LA HABANA, Cuba. – El publicitado operativo policial contra una red de contrabando que proveía decenas de productos a varias cafeterías que funcionan bajo la modalidad de trabajo por cuenta propia, en La Habana, no es un golpe maestro a la llamada economía informal. Tampoco indica el fin de lo que se ha convertido en una especie de salvavidas dentro de la crisis sistémica del modelo de producción centralizado, con su patética distribución de la miseria y los artificios retóricos, de funcionarios y amanuenses, que proyectan lo contrario.
En el mejor de los casos se trata de una escaramuza en la feroz guerra por la supervivencia que tiene lugar en toda la Isla.
El mercado negro es, hace ya mucho tiempo, una puerta de escape a los agobios del racionamiento, los bajos salarios, la inflación y todo lo que mantiene al proletariado nacional en una situación cada vez más precaria.
Hay que aclarar que no es una zona exclusiva del cubano de pie. El robo en los establecimientos estatales cuenta, casi siempre, con la anuencia de militantes del partido, encumbrados directivos de empresas, entre otros funcionarios con libre acceso a los almacenes.
Ellos son los principales artífices de un encadenamiento comercial que funciona de maravillas y que beneficia a un sinnúmero de personas.

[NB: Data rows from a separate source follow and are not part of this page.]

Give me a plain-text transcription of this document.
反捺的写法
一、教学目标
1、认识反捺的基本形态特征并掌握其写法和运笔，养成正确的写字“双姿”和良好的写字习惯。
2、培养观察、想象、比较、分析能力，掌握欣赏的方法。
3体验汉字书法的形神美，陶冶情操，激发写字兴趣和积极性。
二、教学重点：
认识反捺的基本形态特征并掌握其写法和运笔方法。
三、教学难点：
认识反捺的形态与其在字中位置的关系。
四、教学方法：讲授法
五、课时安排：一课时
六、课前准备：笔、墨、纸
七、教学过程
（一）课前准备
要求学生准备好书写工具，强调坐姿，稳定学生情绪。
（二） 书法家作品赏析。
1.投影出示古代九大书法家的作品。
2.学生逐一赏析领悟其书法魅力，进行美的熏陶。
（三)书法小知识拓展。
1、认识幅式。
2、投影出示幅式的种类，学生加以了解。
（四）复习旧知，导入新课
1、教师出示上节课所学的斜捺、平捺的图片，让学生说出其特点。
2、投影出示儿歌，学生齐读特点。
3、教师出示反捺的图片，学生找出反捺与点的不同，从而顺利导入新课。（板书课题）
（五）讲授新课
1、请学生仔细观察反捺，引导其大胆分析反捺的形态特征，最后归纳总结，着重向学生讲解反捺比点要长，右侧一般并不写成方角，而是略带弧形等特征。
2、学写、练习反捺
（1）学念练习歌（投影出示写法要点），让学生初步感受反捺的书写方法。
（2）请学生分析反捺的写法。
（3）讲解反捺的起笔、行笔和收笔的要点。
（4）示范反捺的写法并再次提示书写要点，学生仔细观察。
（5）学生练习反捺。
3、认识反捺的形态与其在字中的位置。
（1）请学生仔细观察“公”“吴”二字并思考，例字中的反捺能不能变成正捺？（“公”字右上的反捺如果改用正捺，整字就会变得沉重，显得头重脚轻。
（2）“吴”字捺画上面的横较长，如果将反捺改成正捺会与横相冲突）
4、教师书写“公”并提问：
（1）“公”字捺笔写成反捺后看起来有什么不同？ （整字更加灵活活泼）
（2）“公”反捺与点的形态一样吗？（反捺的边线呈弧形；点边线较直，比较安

Miles de capitalinos viven de las ganancias obtenidas por las reventas de lo que a diario sale de los depósitos sin que medien asaltos a mano armada ni toletazos por la nuca a algún desprevenido vigilante. Todo transcurre en absoluta normalidad.
Hacerse la idea de que el constante trasiego de mercancías tiene los días contados debido al revuelo propagandístico transmitido en el noticiario de televisión, donde unos policías registran en una planilla el extraordinario monto de las incautaciones, algunos implicados sueltan una declaración de inocencia y, por otro lado, el reportero explica que se ocupó más de un millón de pesos nacionales (alrededor de 30 000 dólares) y dos automóviles, entre ellos un Audi, aparentemente nuevo, es perder el tiempo.

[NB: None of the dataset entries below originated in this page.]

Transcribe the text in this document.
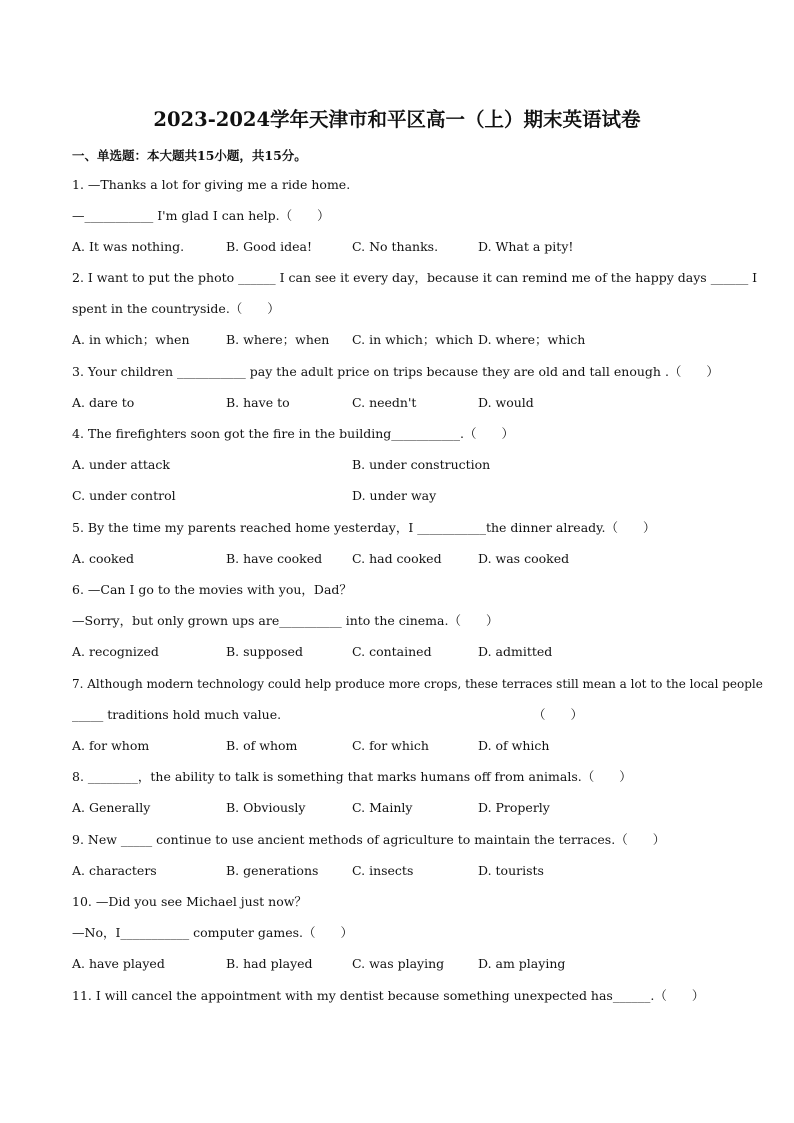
2023-2024学年天津市和平区高一（上）期末英语试卷
一、单选题：本大题共15小题，共15分。
1. —Thanks a lot for giving me a ride home.
—___________ I'm glad I can help.（　　）
A. It was nothing.	B. Good idea!	C. No thanks.	D. What a pity!
2. I want to put the photo ______ I can see it every day，because it can remind me of the happy days ______ I
spent in the countryside.（　　）
A. in which；when	B. where；when C. in which；which D. where；which
3. Your children ___________ pay the adult price on trips because they are old and tall enough .（　　）
A. dare to	B. have to	C. needn't	D. would
4. The firefighters soon got the fire in the building___________.（　　）
A. under attack	B. under construction
C. under control	D. under way
5. By the time my parents reached home yesterday，I ___________the dinner already.（　　）
A. cooked	B. have cooked C. had cooked	D. was cooked
6. —Can I go to the movies with you，Dad？
—Sorry，but only grown ups are__________ into the cinema.（　　）
A. recognized	B. supposed	C. contained	D. admitted
7. Although modern technology could help produce more crops, these terraces still mean a lot to the local people
_____ traditions hold much value.	（　　）
A. for whom	B. of whom	C. for which	D. of which
8. ________，the ability to talk is something that marks humans off from animals.（　　）
A. Generally	B. Obviously	C. Mainly	D. Properly
9. New _____ continue to use ancient methods of agriculture to maintain the terraces.（　　）
A. characters	B. generations	C. insects	D. tourists
10. —Did you see Michael just now？
—No，I___________ computer games.（　　）
A. have played	B. had played	C. was playing	D. am playing
11. I will cancel the appointment with my dentist because something unexpected has______.（　　）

La economía subterránea no es un ente que se elimine con un decretazo y mucho menos con esos mensajes que buscan amedrentar a la abultada nómina de ladrones y comerciantes que pululan por doquier.
Las condiciones de escasez permanente y salarios mediocres no se alivian con las peroratas que largan los gordiflones del partido y los sindicatos, donde prometen villas y castillas, hacen pucheros cuando se refieren a cualquier pasaje de la gesta rebelde contra la dictadura batistiana para acto seguido pedir un aplauso de apoyo a la continuidad del socialismo.
Por tanto, nadie va a renunciar a esas fuentes de ganancias por temor o conciencia de estar cometiendo una ilegalidad.
Lo que probablemente suceda es el incremento del pago por los encubrimientos y el alza en los niveles de la doble moral de aquellos que han logrado posicionarse en un rango de importancia, en los ámbitos de alguna empresa o centro fabril, gracias a sus muestras de fidelidad a la élite de gobierno y a la ideología vigente.
Detrás de las posturas afines con las normas impuestas, hace más de seis décadas suelen ocultarse planes que en la práctica dinamitan ese fervor patriótico tan representado en los órganos de prensa.
El robo al Estado, el gran controlador que nada controla, es un hábito que moldean circunstancias especiales creadas por gobernantes ineptos, extremistas y encaprichados en echar andar una maquinaria que ha demostrado su total ineficacia en economía y para materializar un desarrollo integral y sostenible.
Seguramente, continuarán las presentaciones de redadas policiales en casas que sirven como almacenes emergentes, ahora que la realidad económica apunta a un peligroso deterioro en los próximos meses a causa del impacto del COVID-19.
La tentación de agenciarse una determinada cuota de dinero en medio de un presente sombrío y un futuro marcado por la incertidumbre siempre será más fuerte que el riesgo a terminar en la cárcel.
El hambre y la necesidad empujan a asumir el reto de cualquier aventura.